5. You are strongly advised to read the rubric which is an evaluation guide with criteria for grading your assignment. This will give you a clear picture of what a successful poster looks like. Referencing It is essential that you use appropriate APA style for citing and referencing research. Please see more information on referencing in the Academic Skills webpage. It is expected that you reference any lecture notes used and five additional sources in the relevant subject area based on sources and further research. MIS610 – Creating an Academic Poster What is an academic poster? • Academic posters summarise information or research concisely and generate discussion. It is
widely used in the academic community. Most conferences include poster presentations in their program. • An academic poster summarises a complex topic without losing meaning or connection. It is designed to communicate clearly, concisely, and visually. It should also be self-explanatory. An effective poster is a visual communication tool
• It shows. It expresses your points in graphical terms. Displays the essential content, the messages – in the title, main headings and graphics. • It considers the intended purpose and who is the intended readership. Decide what you need to communicate, and how • What is your main message about the research topic? • What does your viewer need to know about the topic? • Identify the key points, always keeping your topic or task in mind. • Once you’ve decided on the main content, make a rough draft of the information you need. • Decide on the main title. • Note the graphics you might need, such as photos, diagrams, graphs or charts. Visual Impact • Posters are designed to convey a message quickly and efficiently. What should your readers see and understand first? Think about what will communicate your key points most clearly. Find a focal point that will help draw your readers in. This might be a key flowchart or diagram, or simply a clear main title. Layout • Use images and text in simple shapes like squares and circles (perhaps using shading to show the areas you want to stand out most). • Once the basic layout is planned you can consider graphic and text formatting in more detail. • Format headings and subheadings consistently. This helps structure your information visually. • For clarity, use a sans-serif font like Arial or Helvetica. Make sure there is good contrast between text and background. To be legible at a distance, the main title should be around 70-100 pts, subheadings around 40 pts, body text around 24 pts. Use of graphic • An academic poster should be both professional and concise, so a general rule is only to include graphics that really support your content.

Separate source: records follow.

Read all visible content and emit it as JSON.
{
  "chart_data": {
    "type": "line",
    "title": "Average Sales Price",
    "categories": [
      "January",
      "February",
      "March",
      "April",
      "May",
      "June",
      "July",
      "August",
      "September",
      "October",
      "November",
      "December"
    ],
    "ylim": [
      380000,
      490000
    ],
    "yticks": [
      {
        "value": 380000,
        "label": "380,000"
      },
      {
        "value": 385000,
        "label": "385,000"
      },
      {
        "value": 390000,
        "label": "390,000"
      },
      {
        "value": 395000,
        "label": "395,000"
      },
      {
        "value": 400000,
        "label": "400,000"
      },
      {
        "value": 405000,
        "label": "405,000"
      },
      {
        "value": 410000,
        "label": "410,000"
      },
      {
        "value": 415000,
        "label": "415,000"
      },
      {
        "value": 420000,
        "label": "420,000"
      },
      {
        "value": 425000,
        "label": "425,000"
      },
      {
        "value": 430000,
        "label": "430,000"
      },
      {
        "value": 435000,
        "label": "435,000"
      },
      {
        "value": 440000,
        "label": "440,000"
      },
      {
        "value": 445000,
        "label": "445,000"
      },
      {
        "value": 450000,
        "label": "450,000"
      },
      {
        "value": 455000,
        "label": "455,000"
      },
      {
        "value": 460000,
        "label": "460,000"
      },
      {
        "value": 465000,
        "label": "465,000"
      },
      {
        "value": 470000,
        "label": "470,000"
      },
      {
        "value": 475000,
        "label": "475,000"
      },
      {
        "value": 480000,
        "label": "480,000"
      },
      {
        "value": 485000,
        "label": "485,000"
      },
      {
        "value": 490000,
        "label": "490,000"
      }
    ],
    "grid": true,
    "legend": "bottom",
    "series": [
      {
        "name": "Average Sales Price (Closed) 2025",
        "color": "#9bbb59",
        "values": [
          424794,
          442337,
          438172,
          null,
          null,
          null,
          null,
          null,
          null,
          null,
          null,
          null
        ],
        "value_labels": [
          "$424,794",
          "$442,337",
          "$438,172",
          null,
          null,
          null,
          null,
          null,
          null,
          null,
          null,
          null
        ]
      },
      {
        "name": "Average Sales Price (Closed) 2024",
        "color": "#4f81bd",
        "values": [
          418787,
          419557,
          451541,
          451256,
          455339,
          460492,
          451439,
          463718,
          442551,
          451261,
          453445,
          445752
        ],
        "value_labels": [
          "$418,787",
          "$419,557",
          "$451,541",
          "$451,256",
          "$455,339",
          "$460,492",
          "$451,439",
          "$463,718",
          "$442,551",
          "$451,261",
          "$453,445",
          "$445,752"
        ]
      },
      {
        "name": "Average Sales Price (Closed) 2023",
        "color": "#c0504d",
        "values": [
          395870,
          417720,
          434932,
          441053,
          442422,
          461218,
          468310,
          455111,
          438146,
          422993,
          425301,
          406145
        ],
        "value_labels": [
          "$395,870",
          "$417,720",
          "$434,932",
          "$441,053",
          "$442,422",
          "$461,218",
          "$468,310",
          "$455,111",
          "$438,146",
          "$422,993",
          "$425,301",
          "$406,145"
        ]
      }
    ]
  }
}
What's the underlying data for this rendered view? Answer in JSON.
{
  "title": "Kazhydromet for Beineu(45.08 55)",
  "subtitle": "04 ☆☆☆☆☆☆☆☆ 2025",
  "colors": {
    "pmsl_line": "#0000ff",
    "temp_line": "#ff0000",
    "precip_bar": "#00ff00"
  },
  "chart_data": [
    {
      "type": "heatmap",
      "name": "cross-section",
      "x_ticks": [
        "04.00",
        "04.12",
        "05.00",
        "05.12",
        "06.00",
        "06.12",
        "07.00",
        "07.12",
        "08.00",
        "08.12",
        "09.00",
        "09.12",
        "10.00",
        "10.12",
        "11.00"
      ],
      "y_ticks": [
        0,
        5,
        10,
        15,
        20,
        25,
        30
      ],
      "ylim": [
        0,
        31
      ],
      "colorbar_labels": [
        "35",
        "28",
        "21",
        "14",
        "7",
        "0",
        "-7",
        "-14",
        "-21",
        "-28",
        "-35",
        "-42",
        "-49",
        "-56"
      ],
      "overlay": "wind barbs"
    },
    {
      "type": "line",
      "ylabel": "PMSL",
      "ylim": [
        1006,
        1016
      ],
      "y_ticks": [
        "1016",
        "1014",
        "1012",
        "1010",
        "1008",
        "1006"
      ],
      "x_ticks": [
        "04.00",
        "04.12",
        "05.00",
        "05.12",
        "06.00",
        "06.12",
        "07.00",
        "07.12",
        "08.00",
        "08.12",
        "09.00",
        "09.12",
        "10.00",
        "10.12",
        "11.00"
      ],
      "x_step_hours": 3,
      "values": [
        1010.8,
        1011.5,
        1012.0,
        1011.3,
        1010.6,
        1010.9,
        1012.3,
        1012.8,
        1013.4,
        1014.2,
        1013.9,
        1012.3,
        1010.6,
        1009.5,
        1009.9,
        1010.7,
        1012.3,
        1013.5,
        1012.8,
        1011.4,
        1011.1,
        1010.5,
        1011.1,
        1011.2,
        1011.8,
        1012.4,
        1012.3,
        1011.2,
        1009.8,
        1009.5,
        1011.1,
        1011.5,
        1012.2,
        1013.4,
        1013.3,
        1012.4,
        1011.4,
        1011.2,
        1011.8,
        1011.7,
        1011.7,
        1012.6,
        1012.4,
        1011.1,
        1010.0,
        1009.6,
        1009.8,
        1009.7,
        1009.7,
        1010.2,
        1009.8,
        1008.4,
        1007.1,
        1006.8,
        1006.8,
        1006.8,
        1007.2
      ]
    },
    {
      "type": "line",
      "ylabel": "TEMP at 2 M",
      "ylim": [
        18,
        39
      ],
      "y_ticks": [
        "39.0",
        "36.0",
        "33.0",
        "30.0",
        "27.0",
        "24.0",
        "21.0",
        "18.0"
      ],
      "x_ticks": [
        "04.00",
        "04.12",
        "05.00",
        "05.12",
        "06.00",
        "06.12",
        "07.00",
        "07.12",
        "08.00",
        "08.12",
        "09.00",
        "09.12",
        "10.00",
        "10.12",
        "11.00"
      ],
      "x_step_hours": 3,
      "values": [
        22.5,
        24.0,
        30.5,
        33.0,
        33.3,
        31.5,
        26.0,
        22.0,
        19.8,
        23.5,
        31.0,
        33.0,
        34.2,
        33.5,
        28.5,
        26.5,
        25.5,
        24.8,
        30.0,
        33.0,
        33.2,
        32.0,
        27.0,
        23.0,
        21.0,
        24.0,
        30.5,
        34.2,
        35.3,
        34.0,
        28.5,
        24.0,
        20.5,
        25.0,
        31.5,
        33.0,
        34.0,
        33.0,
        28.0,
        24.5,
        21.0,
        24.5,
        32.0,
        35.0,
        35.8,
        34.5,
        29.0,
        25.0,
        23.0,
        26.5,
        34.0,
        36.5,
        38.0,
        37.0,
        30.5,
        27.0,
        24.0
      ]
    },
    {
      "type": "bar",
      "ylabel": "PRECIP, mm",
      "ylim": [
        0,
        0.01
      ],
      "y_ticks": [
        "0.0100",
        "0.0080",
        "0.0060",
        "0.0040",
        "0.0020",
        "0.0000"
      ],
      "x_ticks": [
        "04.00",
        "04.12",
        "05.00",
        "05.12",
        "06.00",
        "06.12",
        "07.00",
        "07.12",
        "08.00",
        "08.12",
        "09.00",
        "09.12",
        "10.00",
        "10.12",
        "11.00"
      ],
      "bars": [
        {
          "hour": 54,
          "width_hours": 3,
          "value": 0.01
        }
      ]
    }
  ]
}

• Use diagrams, graphs or flowcharts to help explain complex information visually. • Try not to use too many different or strongly contrasting colours. A limited colour palette can be very effective. • Avoid using unnecessary and distracting background textures or decoration. • If your topic has a central statement, graphic or diagram, make this prominent in your design. Don’t hide it in a corner! • Every graphic should have a purpose. How to produce a poster? • A variety of software can be used to produce an academic poster. One of the most popular is
Microsoft PowerPoint, with a key advantage being that most computers have PowerPoint installed as standard.
• Using PowerPoint you can integrate a range of media, produce diagrams and flowcharts easily, and create custom charts and graphs from your data. Poster size • Choose Portrait or Landscape orientation. • You can customize the slide size. • To print effectively, images should be high resolution (150-300 dpi).